EU directive – General Data Protection Regulations

Sweaty Dave, Going Postal
Europa Building, Brussels

You may be wondering why recently you have been getting post from banks, utilities and financial institutions amending Terms and Conditions.
A new set of rules are coming into force in May next year, which few of you will have heard of, but most will be affected. General Data Protection Regulations (GDPR), an EU directive, comes into force in the UK on the 25th of May 2018, despite Brexit. GDPR are an update upon the older, looser Data Protection Act and will be followed by the Privacy and Electronic Communications Regulations (PECR) due in 2019.

Few companies or individuals have started to prepare for the new regulations and most that do, say they will struggle to be ready in time.

What is all the fuss about?

The regulations update rights and rules around processing of personal data.

They follow 7 principles – that the data is used lawfully and fairly; the purpose is not open-ended but specific; the minimum needed is used; it is accurate; it cannot be kept for longer than necessary; that it is held in a confidential and secure way and that there is someone accountable for compliance.

The definition of Personal Data has broadened, not only is it name and address, but any item of data that could be used to identify a person – such as id numbers, genetic, cultural, biometric or even location data.

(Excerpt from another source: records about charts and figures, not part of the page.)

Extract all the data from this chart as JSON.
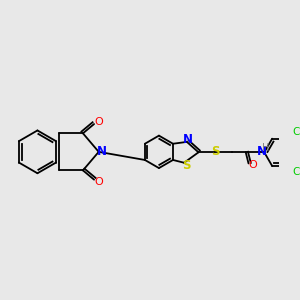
{
  "bg_color": "#e8e8e8",
  "bond_color": "#000000",
  "atom_colors": {
    "N": "#0000ff",
    "O": "#ff0000",
    "S": "#cccc00",
    "Cl": "#00cc00",
    "H": "#808080",
    "C": "#000000"
  },
  "figsize": [
    3.0,
    3.0
  ],
  "dpi": 100
}
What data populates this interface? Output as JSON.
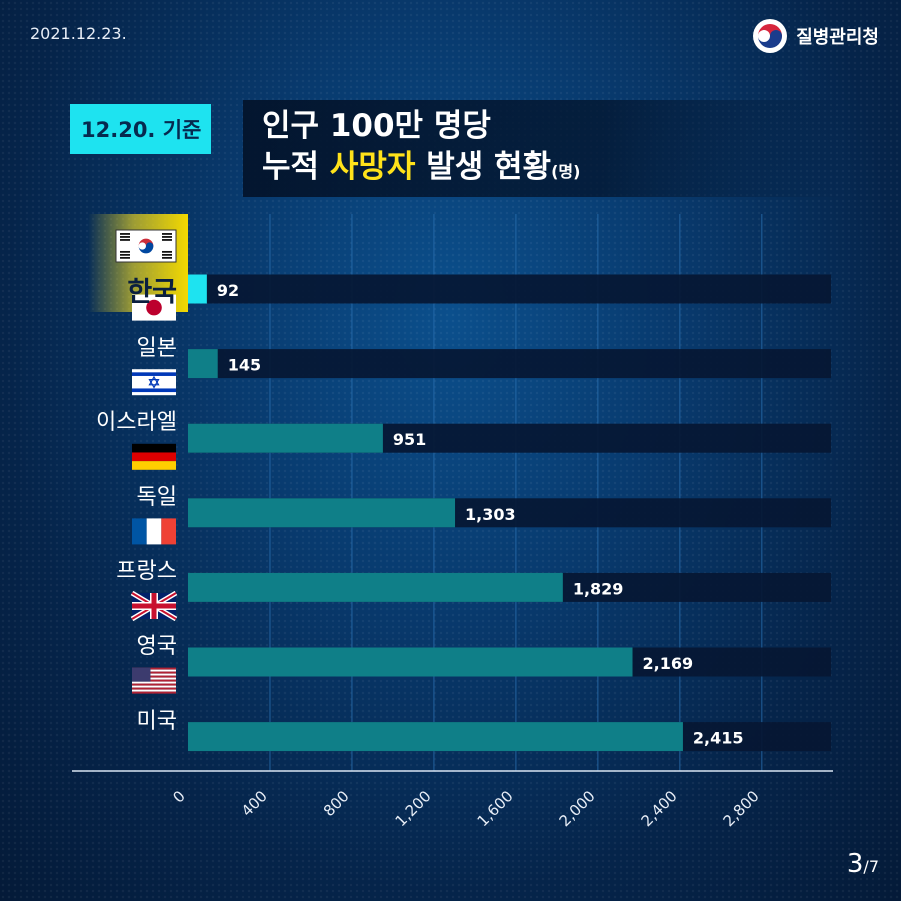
{
  "header": {
    "date": "2021.12.23.",
    "agency": "질병관리청",
    "basis": "12.20. 기준",
    "title_line1": "인구 100만 명당",
    "title_line2_pre": "누적 ",
    "title_line2_highlight": "사망자",
    "title_line2_post": " 발생 현황",
    "title_unit": "(명)"
  },
  "page": {
    "current": "3",
    "total": "/7"
  },
  "colors": {
    "accent_cyan": "#1ee3f0",
    "highlight_yellow": "#ffe21a",
    "bar_teal": "#0f7f88",
    "track_navy": "#061733"
  },
  "chart_data": {
    "type": "bar",
    "orientation": "horizontal",
    "title": "인구 100만 명당 누적 사망자 발생 현황(명)",
    "categories": [
      "한국",
      "일본",
      "이스라엘",
      "독일",
      "프랑스",
      "영국",
      "미국"
    ],
    "flags": [
      "korea-flag-icon",
      "japan-flag-icon",
      "israel-flag-icon",
      "germany-flag-icon",
      "france-flag-icon",
      "uk-flag-icon",
      "usa-flag-icon"
    ],
    "values": [
      92,
      145,
      951,
      1303,
      1829,
      2169,
      2415
    ],
    "value_labels": [
      "92",
      "145",
      "951",
      "1,303",
      "1,829",
      "2,169",
      "2,415"
    ],
    "highlight_category": "한국",
    "xlim": [
      0,
      3200
    ],
    "ticks": [
      0,
      400,
      800,
      1200,
      1600,
      2000,
      2400,
      2800
    ],
    "tick_labels": [
      "0",
      "400",
      "800",
      "1,200",
      "1,600",
      "2,000",
      "2,400",
      "2,800"
    ],
    "grid": true
  }
}
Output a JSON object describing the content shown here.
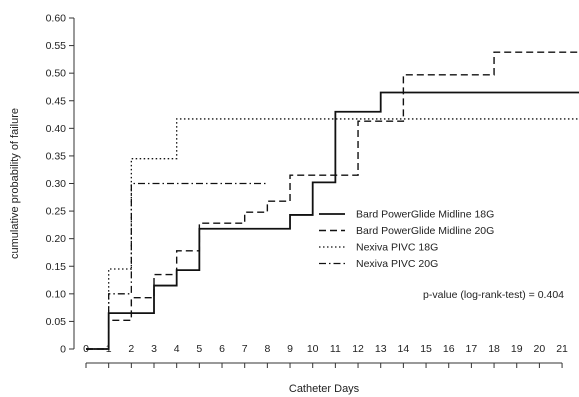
{
  "chart_data": {
    "type": "line",
    "subtype": "step (Kaplan-Meier cumulative failure)",
    "xlabel": "Catheter Days",
    "ylabel": "cumulative probability of failure",
    "xlim": [
      0,
      22
    ],
    "ylim": [
      0,
      0.6
    ],
    "xticks": [
      "0",
      "1",
      "2",
      "3",
      "4",
      "5",
      "6",
      "7",
      "8",
      "9",
      "10",
      "11",
      "12",
      "13",
      "14",
      "15",
      "16",
      "17",
      "18",
      "19",
      "20",
      "21"
    ],
    "yticks": [
      "0",
      "0.05",
      "0.10",
      "0.15",
      "0.20",
      "0.25",
      "0.30",
      "0.35",
      "0.40",
      "0.45",
      "0.50",
      "0.55",
      "0.60"
    ],
    "grid": false,
    "legend_position": "right, mid-height",
    "annotation": "p-value (log-rank-test) = 0.404",
    "series": [
      {
        "name": "Bard PowerGlide Midline 18G",
        "line_style": "solid",
        "x": [
          0,
          1,
          3,
          4,
          5,
          9,
          10,
          11,
          13,
          22
        ],
        "y": [
          0,
          0.065,
          0.115,
          0.143,
          0.218,
          0.243,
          0.302,
          0.43,
          0.465,
          0.465
        ]
      },
      {
        "name": "Bard PowerGlide Midline 20G",
        "line_style": "dashed",
        "x": [
          0,
          1,
          2,
          3,
          4,
          5,
          7,
          8,
          9,
          12,
          14,
          18,
          22
        ],
        "y": [
          0,
          0.052,
          0.093,
          0.135,
          0.178,
          0.228,
          0.248,
          0.268,
          0.315,
          0.413,
          0.497,
          0.538,
          0.538
        ]
      },
      {
        "name": "Nexiva PIVC 18G",
        "line_style": "dotted",
        "x": [
          0,
          1,
          2,
          4,
          22
        ],
        "y": [
          0,
          0.145,
          0.345,
          0.417,
          0.417
        ]
      },
      {
        "name": "Nexiva PIVC 20G",
        "line_style": "dashdot",
        "x": [
          0,
          1,
          2,
          8
        ],
        "y": [
          0,
          0.1,
          0.3,
          0.3
        ]
      }
    ]
  }
}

CCTV is an area that will have a lot of new controls upon stored images. It covers data not only in computer systems, but on paper, in a diary, on video, audio or social media.

Key changes include

  • Fines increased to the greater of €20m or 4% of group (global) turnover – a huge increase on the current maximum fine of around £150k.
  • Requirement to notify all breaches, in my opinion rather big brother this one. If anything happens that involves personal data that is not as planned, it must be notified to the Information Commissioner. For example, if someone emails someone’s name to the wrong addressee within their company, that is classed as a breach. In the past only major breaches such as data hacks, had to be notified to the Information Commissioner.
  • When there is a breach or data is stolen or mislaid, the company must notify the supervisory authority within 72 hours.
  • The company must notify individuals immediately if the breach was high risk. This is difficult for those without email. The customers may be able to claim compensation, which many see as be the next PPI. Expect adverts shouting ‘had your data stolen? Text ‘nicked’ for compensation’ and the like.
  • Consent to use data has to be freely given. It has to be specific, informed and include an unambiguous indication of wishes, meaning no vague tickboxes pre-filled, you have to opt in rather than opt out.
  • The company needs to demonstrate where and when consent was obtained.
  • It has to be as easy to opt out as opt in – at any point now or in the future.
  • Terms and conditions and small print will need to include very detailed Fair Processing Notices
  • New rights for individuals – to be able to object, to have elements rectified, restrict, to be forgotten, portability
    Enhanced subject access rights
  • Companies will have to appoint a Data Protection Officer who will be responsible for the management of the data, with each system having a designated data owner.
  • Data Protection Impact Assessments & privacy by design – any changes made or new systems introduced will have to consider all the rules from the earliest point of design, not added as an afterthought.
  • Data mapping –what, where, why, how long…-all documented and maintained

All this means a number of changes for companies, adding levels of burden, but helping prevent them from just storing everything for ever. Each piece of data has to be justified – why is it being stored? Why is it held? When will it be deleted? Who is responsible for it? Sounds easy, but most companies will hold thousands of different items of data, each of which will need to be reviewed, discussed and many elements removed from every system they have.

The tickbox approval you always see on contact, be it on paper or electronic also needs to be controlled a lot more carefully – as noted above, it has to be a positive request to join, not a sneaky pre-ticked box. The recording system now needs to hold not only the tick of approval, but the time/date it was made and which system/website/page it occurred. As few if any companies currently have that level of detail many are simply throwing away their current mailing lists and starting again from scratch.

As stated, the fines are now unlimited should there be problems. Being hacked doesn’t automatically incur a fine, but ignoring the regulations and not having made any preparations would be expensive. Not all companies will have systems in place by May 18, but they must have solid plans in place to show how they will reach compliance.

So if you work for or own a company make some plans. All you’ll need to do is set up a processing record; data breach log; fair processing notice; update policies and procedures with new policies for Data protection, minimisation, accuracy, retention and security; record impact assessments and update your contracts.

The consultants are going to be making plenty of money in the coming months.